Weibo’s new open source AI model VibeThinker-1.5B outperforms DeepSeek-R1 with a post-training budget of $7,800

Another day at the end of 2025, another impressive result from a Chinese company in the field of open source artificial intelligence.

Chinese social networking company Weibo’s AI division recently released its open source VibeThinker-1.5B– a 1.5 billion parameter language model (LLM) that is a fine-tuned variant of the rival Chinese tech company Alibaba’s Qwen2.5-Math-1.5B.

It is now available for free download and use by researchers and corporate developers – including for commercial purposes – under a permissive MIT license Hugging face, GitHub And ModelScopewith a Technical report on the open access science publishing site arxiv.org.

And yet, despite its compact size, VibeThinker-1.5B achieves benchmark thinking performance on math and programming tasks, competing or outperforming models hundreds of times its size, and even outperforming Chinese competitor DeepSeek’s famous R1 that went viral earlier this year – a model with 671 billion parameters – on the formal reasoning benchmark.
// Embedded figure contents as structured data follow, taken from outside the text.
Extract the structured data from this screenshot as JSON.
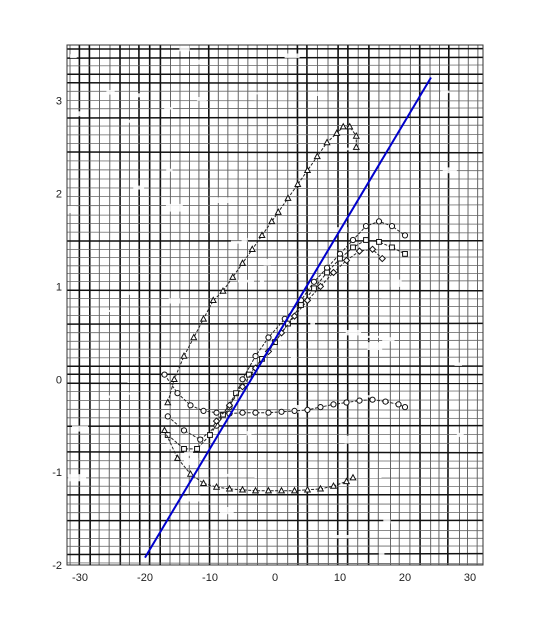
{
  "chart_data": {
    "type": "line",
    "title": "",
    "xlabel": "",
    "ylabel": "",
    "xlim": [
      -32,
      32
    ],
    "ylim": [
      -2,
      3.6
    ],
    "xticks": [
      -30,
      -20,
      -10,
      0,
      10,
      20,
      30
    ],
    "yticks": [
      -2,
      -1,
      0,
      1,
      2,
      3
    ],
    "xtick_labels": [
      "-30",
      "-20",
      "-10",
      "0",
      "10",
      "20",
      "30"
    ],
    "ytick_labels": [
      "-2",
      "-1",
      "0",
      "1",
      "2",
      "3"
    ],
    "grid": true,
    "background": "hand-drawn graph paper (scanned)",
    "fit_line": {
      "x": [
        -20,
        24
      ],
      "y": [
        -1.92,
        3.25
      ],
      "color": "#0000cc"
    },
    "series": [
      {
        "marker": "triangle",
        "x": [
          -16.5,
          -15.5,
          -14,
          -12.5,
          -11,
          -9.5,
          -8,
          -6.5,
          -5,
          -3.5,
          -2,
          -0.5,
          0.5,
          2,
          3.5,
          5,
          6.5,
          8,
          9.5,
          10.5,
          11.5,
          12.5,
          12.5
        ],
        "y": [
          -0.25,
          0.0,
          0.25,
          0.45,
          0.65,
          0.85,
          0.95,
          1.1,
          1.25,
          1.4,
          1.55,
          1.7,
          1.8,
          1.95,
          2.1,
          2.25,
          2.4,
          2.55,
          2.65,
          2.72,
          2.72,
          2.62,
          2.5
        ]
      },
      {
        "marker": "circle",
        "x": [
          -16.5,
          -14,
          -11.5,
          -9,
          -7,
          -5,
          -3,
          -1,
          1.5,
          4,
          6,
          8,
          10,
          12,
          14,
          16,
          18,
          20
        ],
        "y": [
          -0.4,
          -0.55,
          -0.65,
          -0.5,
          -0.3,
          0.0,
          0.25,
          0.45,
          0.65,
          0.85,
          1.05,
          1.2,
          1.35,
          1.5,
          1.65,
          1.7,
          1.65,
          1.55
        ]
      },
      {
        "marker": "square",
        "x": [
          -16.5,
          -14,
          -12,
          -10,
          -8,
          -6,
          -4,
          -2,
          0,
          2,
          4,
          6,
          8,
          10,
          12,
          14,
          16,
          18,
          20
        ],
        "y": [
          -0.6,
          -0.75,
          -0.75,
          -0.6,
          -0.38,
          -0.15,
          0.05,
          0.22,
          0.4,
          0.6,
          0.8,
          0.98,
          1.15,
          1.3,
          1.42,
          1.5,
          1.48,
          1.42,
          1.35
        ]
      },
      {
        "marker": "diamond",
        "x": [
          -9,
          -7,
          -5,
          -3,
          -1,
          1,
          3,
          5,
          7,
          9,
          11,
          13,
          15,
          16.5
        ],
        "y": [
          -0.45,
          -0.28,
          -0.08,
          0.12,
          0.3,
          0.5,
          0.68,
          0.85,
          1.0,
          1.15,
          1.28,
          1.38,
          1.4,
          1.3
        ]
      },
      {
        "marker": "circle",
        "x": [
          -17,
          -15,
          -13,
          -11,
          -9,
          -7,
          -5,
          -3,
          -1,
          1,
          3,
          5,
          7,
          9,
          11,
          13,
          15,
          17,
          19,
          20
        ],
        "y": [
          0.05,
          -0.15,
          -0.28,
          -0.34,
          -0.36,
          -0.37,
          -0.36,
          -0.36,
          -0.36,
          -0.35,
          -0.34,
          -0.33,
          -0.3,
          -0.27,
          -0.25,
          -0.23,
          -0.22,
          -0.24,
          -0.27,
          -0.3
        ]
      },
      {
        "marker": "triangle",
        "x": [
          -17,
          -15,
          -13,
          -11,
          -9,
          -7,
          -5,
          -3,
          -1,
          1,
          3,
          5,
          7,
          9,
          11,
          12
        ],
        "y": [
          -0.55,
          -0.85,
          -1.02,
          -1.12,
          -1.16,
          -1.18,
          -1.19,
          -1.2,
          -1.2,
          -1.2,
          -1.2,
          -1.19,
          -1.18,
          -1.15,
          -1.1,
          -1.06
        ]
      }
    ]
  }
}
It dwarfs Mistral AI’s Magistral Medium and holds its own against Anthropic’s Claude Opus 4 and OpenAI’s gpt-oss-20B Medium, while requiring only a fraction of the infrastructure and investment.

This is also achieved because after training there is a budget of just $7,800 for computing resources (3,900 GPU hours on Nvidia H800s) – far less than the tens or even hundreds of thousands of dollars typically required to fine-tune models of similar or larger scale.
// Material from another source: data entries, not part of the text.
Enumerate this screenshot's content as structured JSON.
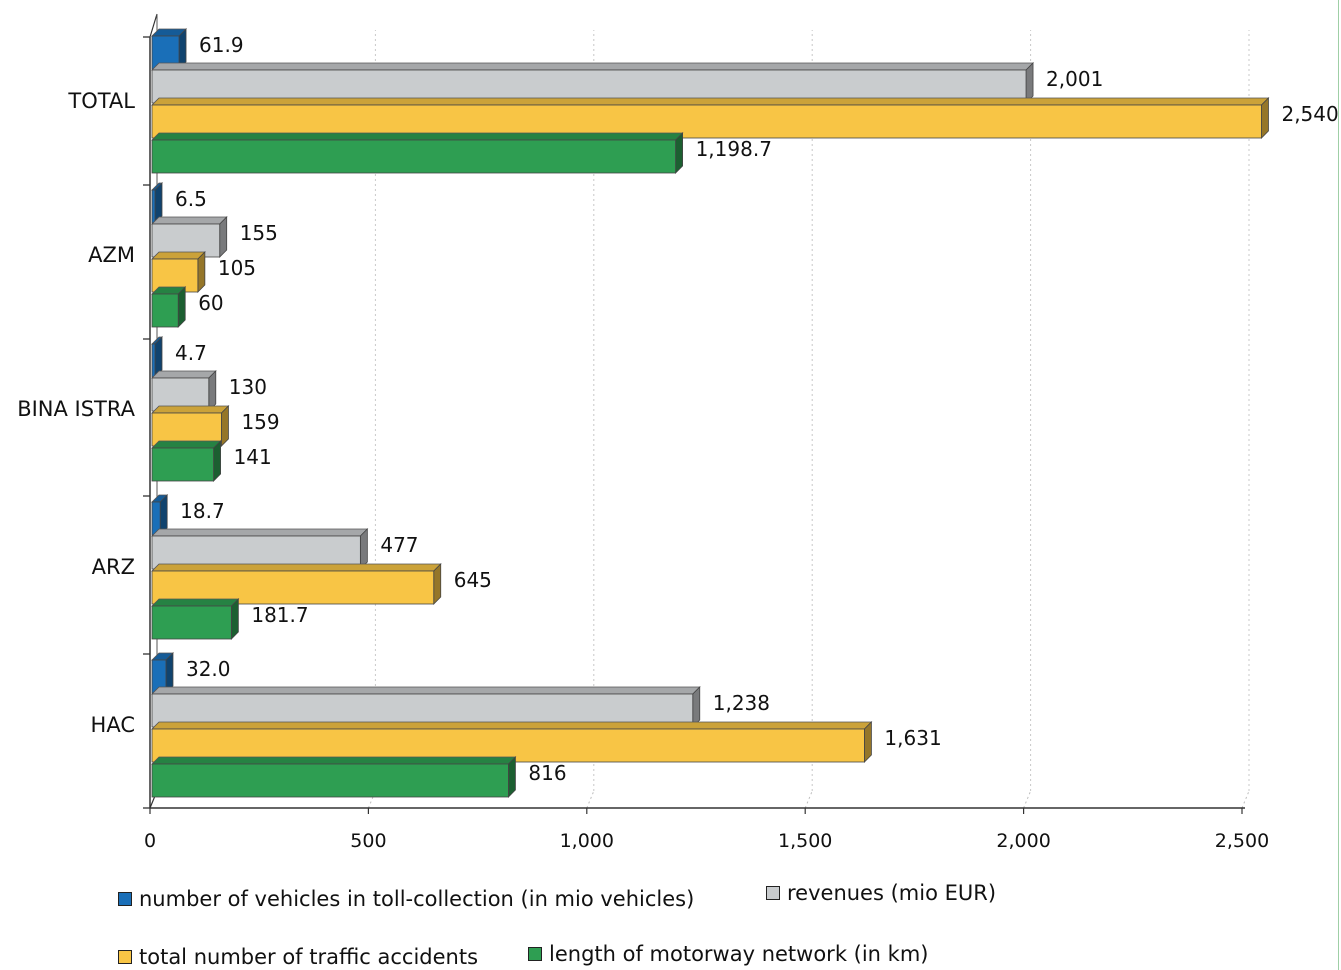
{
  "chart_data": {
    "type": "bar",
    "orientation": "horizontal",
    "categories": [
      "TOTAL",
      "AZM",
      "BINA ISTRA",
      "ARZ",
      "HAC"
    ],
    "series": [
      {
        "name": "number of vehicles in toll-collection (in mio vehicles)",
        "color": "#1a6fb8",
        "values": [
          61.9,
          6.5,
          4.7,
          18.7,
          32.0
        ],
        "labels": [
          "61.9",
          "6.5",
          "4.7",
          "18.7",
          "32.0"
        ]
      },
      {
        "name": "revenues (mio EUR)",
        "color": "#c9ccce",
        "values": [
          2001,
          155,
          130,
          477,
          1238
        ],
        "labels": [
          "2,001",
          "155",
          "130",
          "477",
          "1,238"
        ]
      },
      {
        "name": "total number of traffic accidents",
        "color": "#f8c545",
        "values": [
          2540,
          105,
          159,
          645,
          1631
        ],
        "labels": [
          "2,540",
          "105",
          "159",
          "645",
          "1,631"
        ]
      },
      {
        "name": "length of motorway network (in km)",
        "color": "#2e9e52",
        "values": [
          1198.7,
          60,
          141,
          181.7,
          816
        ],
        "labels": [
          "1,198.7",
          "60",
          "141",
          "181.7",
          "816"
        ]
      }
    ],
    "xlim": [
      0,
      2500
    ],
    "xticks": [
      0,
      500,
      1000,
      1500,
      2000,
      2500
    ],
    "xtick_labels": [
      "0",
      "500",
      "1,000",
      "1,500",
      "2,000",
      "2,500"
    ],
    "grid": "vertical dotted",
    "legend_position": "bottom",
    "style": "3d"
  },
  "legend": {
    "items": [
      {
        "label": "number of vehicles in toll-collection (in mio vehicles)",
        "color": "#1a6fb8"
      },
      {
        "label": "revenues (mio EUR)",
        "color": "#c9ccce"
      },
      {
        "label": "total number of traffic accidents",
        "color": "#f8c545"
      },
      {
        "label": "length of motorway network (in km)",
        "color": "#2e9e52"
      }
    ]
  }
}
However, note that this is not the total cost of model development: LLMs are trained in stages. First, pre-training occurs, where the model learns basic language structures and general knowledge by predicting the next word based on huge amounts of text from the Internet, books and articles. This gives him fluency in language, but not much sense of how to follow instructions or carry on a conversation

Next comes post-training, which uses much smaller, higher-quality data sets—typically collections of sample questions, prompts, and expert-written answers—to teach the model how to respond helpfully, reason about problems, and align with human expectations. Nevertheless, Weibo’s cost effectiveness after training with VibeThinker-1.5B is remarkable and should be praised.
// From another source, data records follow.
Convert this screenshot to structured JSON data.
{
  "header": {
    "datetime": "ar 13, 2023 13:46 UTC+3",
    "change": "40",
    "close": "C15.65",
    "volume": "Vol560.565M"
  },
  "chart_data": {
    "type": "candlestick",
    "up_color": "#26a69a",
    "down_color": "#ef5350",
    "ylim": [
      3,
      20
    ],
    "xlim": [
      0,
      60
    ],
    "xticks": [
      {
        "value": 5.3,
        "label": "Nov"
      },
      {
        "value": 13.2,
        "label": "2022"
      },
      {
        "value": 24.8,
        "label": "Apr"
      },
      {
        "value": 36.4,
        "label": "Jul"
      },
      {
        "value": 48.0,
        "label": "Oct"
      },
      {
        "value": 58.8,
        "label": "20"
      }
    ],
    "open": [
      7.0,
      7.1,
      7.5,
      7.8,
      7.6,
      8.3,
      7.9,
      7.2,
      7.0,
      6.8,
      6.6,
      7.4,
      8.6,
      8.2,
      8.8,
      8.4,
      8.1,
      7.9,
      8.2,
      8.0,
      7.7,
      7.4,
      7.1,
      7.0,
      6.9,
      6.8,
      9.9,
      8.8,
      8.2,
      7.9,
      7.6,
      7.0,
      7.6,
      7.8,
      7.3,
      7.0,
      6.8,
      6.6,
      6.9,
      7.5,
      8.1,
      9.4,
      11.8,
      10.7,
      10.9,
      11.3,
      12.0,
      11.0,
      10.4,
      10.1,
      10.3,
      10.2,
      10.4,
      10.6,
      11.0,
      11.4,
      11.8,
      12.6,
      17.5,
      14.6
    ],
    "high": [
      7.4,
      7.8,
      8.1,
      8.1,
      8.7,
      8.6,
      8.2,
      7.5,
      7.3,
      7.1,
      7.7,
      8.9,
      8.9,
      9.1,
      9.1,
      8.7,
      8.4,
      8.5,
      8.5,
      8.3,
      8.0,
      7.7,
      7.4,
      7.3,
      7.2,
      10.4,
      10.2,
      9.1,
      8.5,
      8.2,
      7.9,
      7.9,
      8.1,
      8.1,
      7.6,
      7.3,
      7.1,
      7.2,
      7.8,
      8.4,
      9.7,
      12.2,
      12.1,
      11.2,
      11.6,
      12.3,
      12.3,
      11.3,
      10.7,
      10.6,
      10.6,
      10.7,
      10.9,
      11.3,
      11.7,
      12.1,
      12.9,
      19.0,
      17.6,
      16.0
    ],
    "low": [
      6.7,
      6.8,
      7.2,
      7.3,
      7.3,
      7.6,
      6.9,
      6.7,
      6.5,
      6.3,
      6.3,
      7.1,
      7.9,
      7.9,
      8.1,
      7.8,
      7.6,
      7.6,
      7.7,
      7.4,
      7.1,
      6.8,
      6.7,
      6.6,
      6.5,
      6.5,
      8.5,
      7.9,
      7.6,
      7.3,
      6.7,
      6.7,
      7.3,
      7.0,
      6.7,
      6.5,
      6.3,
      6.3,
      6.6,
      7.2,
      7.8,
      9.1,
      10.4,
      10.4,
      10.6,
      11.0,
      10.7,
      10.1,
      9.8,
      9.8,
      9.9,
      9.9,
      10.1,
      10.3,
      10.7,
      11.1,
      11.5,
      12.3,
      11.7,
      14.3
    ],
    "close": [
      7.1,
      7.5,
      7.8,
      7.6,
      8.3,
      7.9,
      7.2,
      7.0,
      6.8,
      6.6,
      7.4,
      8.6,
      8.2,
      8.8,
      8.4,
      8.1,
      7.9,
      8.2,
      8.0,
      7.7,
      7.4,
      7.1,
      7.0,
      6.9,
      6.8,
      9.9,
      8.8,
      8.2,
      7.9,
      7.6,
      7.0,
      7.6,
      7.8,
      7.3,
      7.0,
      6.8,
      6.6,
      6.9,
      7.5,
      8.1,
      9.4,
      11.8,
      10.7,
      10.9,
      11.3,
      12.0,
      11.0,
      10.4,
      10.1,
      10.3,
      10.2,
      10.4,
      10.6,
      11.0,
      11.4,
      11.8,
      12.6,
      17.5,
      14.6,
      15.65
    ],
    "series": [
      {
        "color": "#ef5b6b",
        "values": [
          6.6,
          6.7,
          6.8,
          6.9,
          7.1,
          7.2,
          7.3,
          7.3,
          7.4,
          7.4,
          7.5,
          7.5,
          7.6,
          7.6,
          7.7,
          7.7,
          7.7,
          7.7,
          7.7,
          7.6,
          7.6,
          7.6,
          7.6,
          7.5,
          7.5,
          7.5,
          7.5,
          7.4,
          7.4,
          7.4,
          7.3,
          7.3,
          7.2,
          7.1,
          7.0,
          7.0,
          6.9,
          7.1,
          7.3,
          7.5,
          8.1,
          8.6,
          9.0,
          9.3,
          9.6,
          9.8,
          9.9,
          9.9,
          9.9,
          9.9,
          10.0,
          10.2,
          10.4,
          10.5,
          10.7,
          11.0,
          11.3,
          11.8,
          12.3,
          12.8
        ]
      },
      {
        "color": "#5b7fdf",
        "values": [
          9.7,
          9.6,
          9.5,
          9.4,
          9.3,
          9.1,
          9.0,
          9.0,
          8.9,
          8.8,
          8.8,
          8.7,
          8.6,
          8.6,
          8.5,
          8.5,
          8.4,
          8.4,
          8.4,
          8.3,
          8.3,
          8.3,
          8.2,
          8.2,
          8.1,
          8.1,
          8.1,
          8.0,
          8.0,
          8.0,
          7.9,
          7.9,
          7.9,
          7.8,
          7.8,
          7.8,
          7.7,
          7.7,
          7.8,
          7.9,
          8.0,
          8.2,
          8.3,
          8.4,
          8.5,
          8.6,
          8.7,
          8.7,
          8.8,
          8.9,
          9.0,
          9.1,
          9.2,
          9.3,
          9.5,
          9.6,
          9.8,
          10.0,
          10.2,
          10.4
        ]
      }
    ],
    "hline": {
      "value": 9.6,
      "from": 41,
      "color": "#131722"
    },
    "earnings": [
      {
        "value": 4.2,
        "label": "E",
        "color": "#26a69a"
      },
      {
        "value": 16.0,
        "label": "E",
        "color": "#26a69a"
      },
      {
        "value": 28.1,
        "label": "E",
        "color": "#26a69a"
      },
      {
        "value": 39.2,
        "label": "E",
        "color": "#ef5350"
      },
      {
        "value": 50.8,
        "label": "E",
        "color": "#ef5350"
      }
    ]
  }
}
The open source version upends assumptions about parameter scale, computational intensity, and the minimum viable size for high-performance LLMs.

Another training approach: spectrum-to-signal

VibeThinker-1.5B owes its performance not to scaling, but to the training framework behind it: the spectrum-to-signal principle (SSP).

Instead of optimizing a model solely for the correctness of a single answer (Pass@1), the SSP framework decouples supervised fine-tuning (SFT) and reinforcement learning (RL) into two distinct phases with different goals:

SFT (“spectrum phase”): The model is trained to maximize the variety of potentially correct answers and thus improve its Pass@K score. This creates a wide range of plausible solutions.
RL (“signal phase”): A second-stage reinforcement learning system (called MaxEnt-Guided Policy Optimization or MGPO) is used to identify and reinforce the most correct paths from this diverse solution pool. MGPO prioritizes problems where the model is most uncertain and uses entropy-based weighting to focus learning.

The authors argue that this separation allows small models to explore the reasoning space more effectively, achieving signal amplification without relying on massive parameter counts.

VibeThinker-1.5B makes a compelling case that the industry’s reliance on parameter scaling as the only path to better reasoning performance may be outdated.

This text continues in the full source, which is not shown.